O dispositivo de Uma noite em Miami já é muito interessante. O filme dirigido por Regina King gira em torno de um encontro entre ícones da cultura negra. São eles, o músico
Sam Cooke, interpretado por Leslie Odom Jr, o jogador da NFL Jim Brown, papel de Aldis Hodge, o ativista político Malcolm X, personagem de Kingsley Ben-Adir e o boxeador Cassius Clay, feito por Eli Goree.
Eles, de fato, passaram a noite do dia 25 de fevereiro de 1964 juntos, dentro de um quarto de hotel na Flórida. O que eles falaram, no entanto, é ficção pura. Atemporal e necessária.
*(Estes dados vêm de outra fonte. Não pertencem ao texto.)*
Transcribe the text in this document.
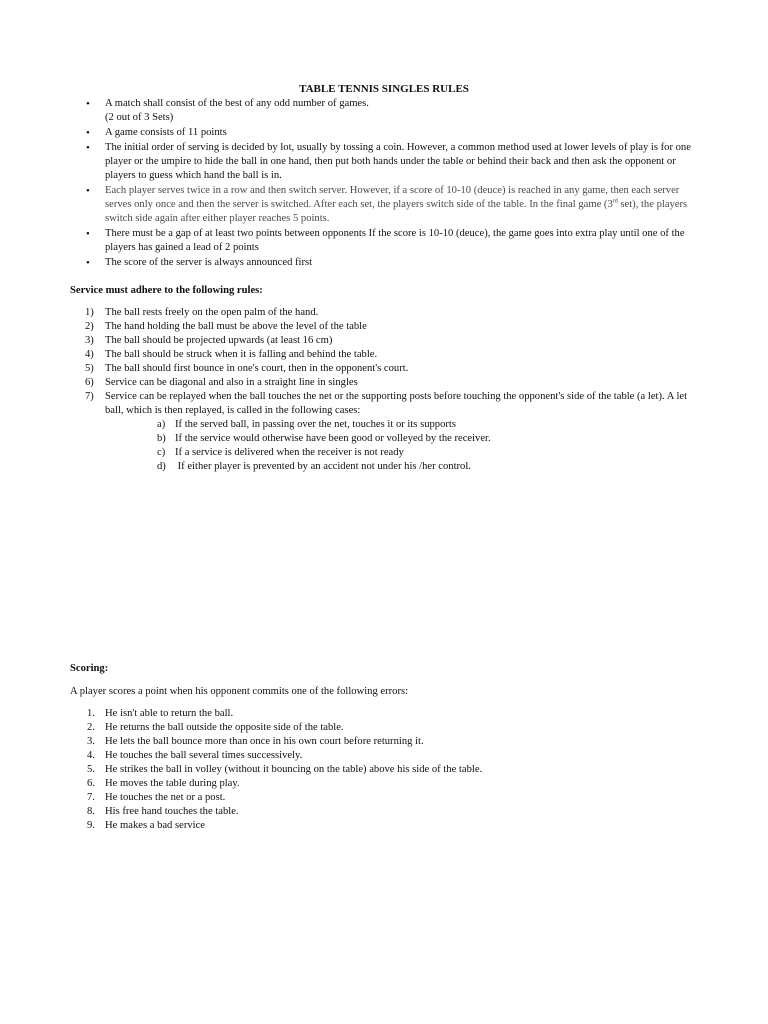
TABLE TENNIS SINGLES RULES
• A match shall consist of the best of any odd number of games.
(2 out of 3 Sets)
• A game consists of 11 points
• The initial order of serving is decided by lot, usually by tossing a coin. However, a common method used at lower levels of play is for one player or the umpire to hide the ball in one hand, then put both hands under the table or behind their back and then ask the opponent or players to guess which hand the ball is in.
• Each player serves twice in a row and then switch server. However, if a score of 10-10 (deuce) is reached in any game, then each server serves only once and then the server is switched. After each set, the players switch side of the table. In the final game (3rd set), the players switch side again after either player reaches 5 points.
• There must be a gap of at least two points between opponents If the score is 10-10 (deuce), the game goes into extra play until one of the players has gained a lead of 2 points
• The score of the server is always announced first
Service must adhere to the following rules:
1) The ball rests freely on the open palm of the hand.
2) The hand holding the ball must be above the level of the table
3) The ball should be projected upwards (at least 16 cm)
4) The ball should be struck when it is falling and behind the table.
5) The ball should first bounce in one's court, then in the opponent's court.
6) Service can be diagonal and also in a straight line in singles
7) Service can be replayed when the ball touches the net or the supporting posts before touching the opponent's side of the table (a let). A let ball, which is then replayed, is called in the following cases:
a) If the served ball, in passing over the net, touches it or its supports
b) If the service would otherwise have been good or volleyed by the receiver.
c) If a service is delivered when the receiver is not ready
d) If either player is prevented by an accident not under his /her control.
Scoring:

A player scores a point when his opponent commits one of the following errors:

1. He isn't able to return the ball.
2. He returns the ball outside the opposite side of the table.
3. He lets the ball bounce more than once in his own court before returning it.
4. He touches the ball several times successively.
5. He strikes the ball in volley (without it bouncing on the table) above his side of the table.
6. He moves the table during play.
7. He touches the net or a post.
8. His free hand touches the table.
9. He makes a bad service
O roteiro do filme é baseado em uma peça de teatro de 2013 escrita pelo também roteirista do longa, Kemp Powers (que também fez Soul). Dessa maneira, a palavra tem uma grande força nessa história. É um discurso que explora elementos do racismo, do empoderamento da população negra, a luta pela igualdade e o que cada um tem feito para contribuir para o reconhecimento do poder da população negra nos Estados Unidos.
Do teatro para o cinema
Como o espaço teatral em geral se limita a um palco, para uma peça funcionar como filme, o desafio da direção é criar outros elementos que ofereçam ao espectador novas nuances daqueles personagens. É o que Regina King costura com maestria. A câmera dela faz com que o público seja, de certo modo, voyeur daquele encontro. Ao mesmo tempo afetuoso e cheio de conflitos.
Como a diretora chegou a comentar em entrevistas, Uma noite em Miami oferece uma chance de observar ícones da cultura negra como homens. Por exemplo, Malcolm X, por toda a força e importância que ele teve para a luta pela igualdade é frequentemente visto como Deus. Mas o filme também o apresenta como uma figura controversa.
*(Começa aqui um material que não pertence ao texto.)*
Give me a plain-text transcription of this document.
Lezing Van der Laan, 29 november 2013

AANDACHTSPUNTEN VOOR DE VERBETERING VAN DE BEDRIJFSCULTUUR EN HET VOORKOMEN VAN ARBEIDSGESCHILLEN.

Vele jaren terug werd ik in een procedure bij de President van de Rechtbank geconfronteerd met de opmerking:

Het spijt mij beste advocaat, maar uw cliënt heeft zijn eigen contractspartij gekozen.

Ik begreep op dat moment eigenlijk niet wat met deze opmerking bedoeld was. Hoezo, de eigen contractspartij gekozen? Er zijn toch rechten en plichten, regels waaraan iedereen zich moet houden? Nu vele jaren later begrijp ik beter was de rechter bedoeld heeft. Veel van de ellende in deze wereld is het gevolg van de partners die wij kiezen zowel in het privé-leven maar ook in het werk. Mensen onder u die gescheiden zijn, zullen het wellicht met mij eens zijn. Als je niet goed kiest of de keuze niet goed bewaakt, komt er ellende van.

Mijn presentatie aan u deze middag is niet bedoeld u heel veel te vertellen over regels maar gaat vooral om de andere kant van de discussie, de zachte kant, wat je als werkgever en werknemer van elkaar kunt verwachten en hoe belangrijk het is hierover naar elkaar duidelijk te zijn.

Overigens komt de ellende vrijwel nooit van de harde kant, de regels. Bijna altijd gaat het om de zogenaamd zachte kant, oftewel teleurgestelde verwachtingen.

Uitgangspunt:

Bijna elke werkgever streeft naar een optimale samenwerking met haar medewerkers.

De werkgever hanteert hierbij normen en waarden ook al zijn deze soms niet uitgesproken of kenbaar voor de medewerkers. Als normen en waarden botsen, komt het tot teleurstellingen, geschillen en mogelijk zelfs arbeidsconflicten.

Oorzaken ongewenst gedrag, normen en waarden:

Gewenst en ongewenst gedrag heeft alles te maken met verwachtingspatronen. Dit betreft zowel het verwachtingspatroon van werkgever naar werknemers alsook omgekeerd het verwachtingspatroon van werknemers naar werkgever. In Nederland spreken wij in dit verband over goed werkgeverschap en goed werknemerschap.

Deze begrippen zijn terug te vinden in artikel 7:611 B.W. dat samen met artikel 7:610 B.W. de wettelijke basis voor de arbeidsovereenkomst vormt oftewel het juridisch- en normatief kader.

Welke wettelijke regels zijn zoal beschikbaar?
Outro mérito da direção é não fazer com que o importante discurso dos personagens torne a cena como um todo monótona. Por mais que a movimentação da câmera seja sutil, ela consegue alternar os climas da conversa e transmitir todas as tensões envolvidas ali. E mais: os quatro estão em um espaço muito íntimo e ao mesmo tempo seguro para a exposição dos próprios medos. Regina faz de nós testemunhas da transformação de cada um.
Cores
Mas, para além do discurso, Uma noite em Miami também chamou a minha atenção no aspecto visual. Há uma nítida aposta no contraste entre o azul e o amarelo na fotografia de Tami Reiker (The Old Guard). As cores ajudam a potencializar o clima nostálgico do longa. A direção de arte, liderada pela dupla Barry Robison e Page Buckner, também é impecável nos mínimos detalhes. Da reconstituição das locações de época assim como nos figurinos.
One Night in Miami estreou no dia do aniversário de 50 anos de Regina King. É o primeiro filme dirigido por ela, embora já tenha até um Oscar em casa pelo trabalho de atriz em Se a rua Beale falasse. Vale lembrar que em 2020, a atriz/diretora também conquistou um Emmy por Watchmen.
Ver o trabalho dela em One Night in Miami me fez pensar se essa história sobre o que quatro homens pensam sobre a luta pela igualdade teria sido diferente se tivesse sido contada por uma perspectiva também masculina. Acho que sim. Regina soube equilibrar todos os elementos que compõem o filme. Teve a sensibilidade em perceber que o diálogo seria a grande estrela e, assim, conseguiu criar o devido espaço para que o discurso – volto a dizer, atemporal – fosse mesmo o grande protagonista.